RETOUR D’OUSMANE SONKO À L’HÉMICYCLE : LE CONSEIL CONSTITUTIONNEL SE DÉCLARE INCOMPÉTENT ET DÉBOUTE L’OPPOSITION

Saisis par 18 députés de l’opposition menés par Tafsir Thioye, les Sept Sages estiment que l’intégration du Premier ministre comme député relève d’un acte administratif interne échappant à leur contrôle électoral
Le verdict tant attendu est enfin tombé, douchant les espoirs de l’opposition parlementaire. Saisi d’un recours visant à faire invalider l’intégration d’Ousmane Sonko au sein de l’Assemblée nationale en tant que député, le Conseil constitutionnel s’est déclaré strictement incompétent ce mercredi 17 juin 2026. Par cette décision majeure (n° 5/C/2026), la haute juridiction laisse le Bureau de l’Assemblée nationale souverain dans sa gestion interne et valide de facto le maintien sur les bancs de l’Hémicycle du leader de PASTEF.L’affaire avait fait grand bruit au début du mois. Le 24 mai 2026, le Bureau de l’Assemblée nationale actait l’intégration d’Ousmane Sonko comme député, suite à la cessation de ses fonctions ministérielles. Une démarche immédiatement contestée par Tafsir Thioye et 17 autres députés de l’opposition.
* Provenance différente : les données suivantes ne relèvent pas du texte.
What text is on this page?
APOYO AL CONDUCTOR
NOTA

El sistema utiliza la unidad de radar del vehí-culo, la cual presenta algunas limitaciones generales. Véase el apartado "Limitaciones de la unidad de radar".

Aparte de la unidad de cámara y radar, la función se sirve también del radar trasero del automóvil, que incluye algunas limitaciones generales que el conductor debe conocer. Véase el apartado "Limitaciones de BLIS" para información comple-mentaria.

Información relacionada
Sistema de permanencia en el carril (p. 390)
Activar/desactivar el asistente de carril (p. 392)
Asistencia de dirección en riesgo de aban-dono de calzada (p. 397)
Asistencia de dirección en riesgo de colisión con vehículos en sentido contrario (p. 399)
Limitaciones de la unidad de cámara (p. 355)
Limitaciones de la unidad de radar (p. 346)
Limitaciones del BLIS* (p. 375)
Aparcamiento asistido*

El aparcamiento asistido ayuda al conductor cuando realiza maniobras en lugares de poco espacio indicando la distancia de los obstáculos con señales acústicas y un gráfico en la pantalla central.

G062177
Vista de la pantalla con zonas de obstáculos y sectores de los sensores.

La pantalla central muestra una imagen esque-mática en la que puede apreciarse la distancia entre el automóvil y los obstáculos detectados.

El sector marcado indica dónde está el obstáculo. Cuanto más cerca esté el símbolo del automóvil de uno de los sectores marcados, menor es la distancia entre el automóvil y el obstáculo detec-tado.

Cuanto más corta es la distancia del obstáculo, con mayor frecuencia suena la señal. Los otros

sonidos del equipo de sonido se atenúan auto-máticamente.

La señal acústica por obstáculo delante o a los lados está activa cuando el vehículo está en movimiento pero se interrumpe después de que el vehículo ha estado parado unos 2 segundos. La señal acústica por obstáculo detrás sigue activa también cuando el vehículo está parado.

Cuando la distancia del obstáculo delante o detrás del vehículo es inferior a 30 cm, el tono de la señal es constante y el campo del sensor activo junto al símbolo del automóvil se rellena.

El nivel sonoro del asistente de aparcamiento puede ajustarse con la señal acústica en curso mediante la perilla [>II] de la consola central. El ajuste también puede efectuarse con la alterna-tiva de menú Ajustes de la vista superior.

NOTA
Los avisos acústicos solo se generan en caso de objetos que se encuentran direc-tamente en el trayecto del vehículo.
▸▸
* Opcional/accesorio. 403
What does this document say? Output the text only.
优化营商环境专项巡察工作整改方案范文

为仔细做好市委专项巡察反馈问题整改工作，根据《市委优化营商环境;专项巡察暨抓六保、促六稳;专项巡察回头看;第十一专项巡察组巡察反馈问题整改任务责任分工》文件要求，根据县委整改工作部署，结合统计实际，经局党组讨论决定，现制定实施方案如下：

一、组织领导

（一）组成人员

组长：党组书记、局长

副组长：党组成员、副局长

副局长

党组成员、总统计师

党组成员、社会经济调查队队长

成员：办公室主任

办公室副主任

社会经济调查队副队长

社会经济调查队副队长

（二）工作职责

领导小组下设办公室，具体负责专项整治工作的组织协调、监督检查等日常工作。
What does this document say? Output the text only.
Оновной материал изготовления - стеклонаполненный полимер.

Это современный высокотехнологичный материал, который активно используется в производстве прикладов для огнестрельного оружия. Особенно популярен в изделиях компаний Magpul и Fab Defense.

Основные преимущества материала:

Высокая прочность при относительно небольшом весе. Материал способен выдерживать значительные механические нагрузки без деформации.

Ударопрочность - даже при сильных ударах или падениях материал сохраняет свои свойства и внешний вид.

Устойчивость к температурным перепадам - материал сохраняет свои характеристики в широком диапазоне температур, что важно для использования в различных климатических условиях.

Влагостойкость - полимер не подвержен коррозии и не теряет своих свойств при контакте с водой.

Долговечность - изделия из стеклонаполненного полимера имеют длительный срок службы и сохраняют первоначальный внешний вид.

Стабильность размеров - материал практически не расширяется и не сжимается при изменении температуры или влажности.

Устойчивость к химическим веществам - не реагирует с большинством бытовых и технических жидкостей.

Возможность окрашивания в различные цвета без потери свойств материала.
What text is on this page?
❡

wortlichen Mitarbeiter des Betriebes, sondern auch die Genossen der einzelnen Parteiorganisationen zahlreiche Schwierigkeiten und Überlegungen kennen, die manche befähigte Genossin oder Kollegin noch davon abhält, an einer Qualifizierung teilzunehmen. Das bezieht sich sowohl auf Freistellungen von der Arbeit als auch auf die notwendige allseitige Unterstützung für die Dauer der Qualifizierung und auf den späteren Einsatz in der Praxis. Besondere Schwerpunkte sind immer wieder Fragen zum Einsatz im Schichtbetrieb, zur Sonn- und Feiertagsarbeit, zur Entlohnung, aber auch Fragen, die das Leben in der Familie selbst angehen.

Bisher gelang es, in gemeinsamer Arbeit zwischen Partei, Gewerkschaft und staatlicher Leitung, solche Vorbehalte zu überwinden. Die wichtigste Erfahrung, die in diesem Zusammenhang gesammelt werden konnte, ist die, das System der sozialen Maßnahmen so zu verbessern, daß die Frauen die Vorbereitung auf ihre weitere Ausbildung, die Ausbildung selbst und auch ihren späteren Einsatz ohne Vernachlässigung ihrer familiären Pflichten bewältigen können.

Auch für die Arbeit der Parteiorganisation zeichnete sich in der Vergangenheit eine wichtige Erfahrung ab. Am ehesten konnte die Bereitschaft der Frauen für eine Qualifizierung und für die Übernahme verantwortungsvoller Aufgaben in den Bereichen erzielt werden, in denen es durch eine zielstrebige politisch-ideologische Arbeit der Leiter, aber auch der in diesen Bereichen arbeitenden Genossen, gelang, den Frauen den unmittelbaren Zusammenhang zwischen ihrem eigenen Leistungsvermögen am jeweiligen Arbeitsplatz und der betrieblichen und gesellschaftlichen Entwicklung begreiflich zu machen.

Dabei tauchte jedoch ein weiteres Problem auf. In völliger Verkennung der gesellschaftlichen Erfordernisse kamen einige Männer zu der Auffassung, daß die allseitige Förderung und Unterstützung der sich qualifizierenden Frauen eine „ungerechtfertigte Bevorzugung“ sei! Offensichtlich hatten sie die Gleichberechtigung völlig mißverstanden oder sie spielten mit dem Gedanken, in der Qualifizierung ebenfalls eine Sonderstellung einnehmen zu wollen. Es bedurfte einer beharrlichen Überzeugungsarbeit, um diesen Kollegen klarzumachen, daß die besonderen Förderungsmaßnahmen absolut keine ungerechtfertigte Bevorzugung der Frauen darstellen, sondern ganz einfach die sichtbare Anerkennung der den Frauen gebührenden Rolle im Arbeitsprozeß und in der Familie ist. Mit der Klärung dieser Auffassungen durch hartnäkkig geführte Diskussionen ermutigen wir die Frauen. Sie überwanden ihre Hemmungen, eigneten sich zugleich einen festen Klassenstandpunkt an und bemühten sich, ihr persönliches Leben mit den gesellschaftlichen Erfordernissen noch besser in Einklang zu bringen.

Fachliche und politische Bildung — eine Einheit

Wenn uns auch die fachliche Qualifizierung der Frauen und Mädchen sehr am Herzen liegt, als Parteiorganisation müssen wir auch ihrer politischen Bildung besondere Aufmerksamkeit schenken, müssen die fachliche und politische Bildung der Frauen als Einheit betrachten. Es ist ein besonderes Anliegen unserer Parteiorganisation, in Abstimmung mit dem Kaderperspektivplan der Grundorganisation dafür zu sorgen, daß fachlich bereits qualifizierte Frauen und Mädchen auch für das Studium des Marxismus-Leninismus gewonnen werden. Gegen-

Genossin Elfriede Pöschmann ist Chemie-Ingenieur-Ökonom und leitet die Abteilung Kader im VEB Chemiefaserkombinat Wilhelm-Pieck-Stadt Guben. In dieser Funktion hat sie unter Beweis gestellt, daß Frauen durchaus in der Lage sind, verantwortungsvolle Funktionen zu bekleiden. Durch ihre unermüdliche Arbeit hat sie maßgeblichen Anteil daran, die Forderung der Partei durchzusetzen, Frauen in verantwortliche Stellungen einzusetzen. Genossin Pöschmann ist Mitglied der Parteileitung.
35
Le 1er juin, ces derniers introduisaient une requête devant les Sept Sages, invoquant l’article 92 de la Constitution pour contester la régularité de cette intégration et demandant l’annulation de la décision parlementaire.
Les limites strictes du contrôle électoral
Pour justifier leur saisine, les requérants arguaient que le Conseil constitutionnel, en sa qualité de « régulateur du fonctionnement des institutions » et de « juge de la régularité de l’élection des députés », avait le pouvoir de trancher ce litige. Un argument balayé d’un revers de manche par les magistrats constitutionnels, présidés par intérim par Madame Aminata Ly Ndiaye. Dans les attendus de leur décision, les sages rappellent avec fermeté que leur compétence en matière électorale est « strictement circonscrite » dans le temps et dans l’espace.Le Conseil précise que sa mission « s’exerce de manière exclusive sur les élections nationales et s’éteint lors de la proclamation des résultats définitifs ». Or, l’intégration d’Ousmane Sonko intervient bien après la proclamation des résultats des élections législatives anticipées du 17 novembre 2024. N’étant pas directement rattachée au processus électoral lui-même, la décision du Bureau de l’Assemblée nationale revêt le caractère d’un acte administratif interne, hors de portée du juge constitutionnel.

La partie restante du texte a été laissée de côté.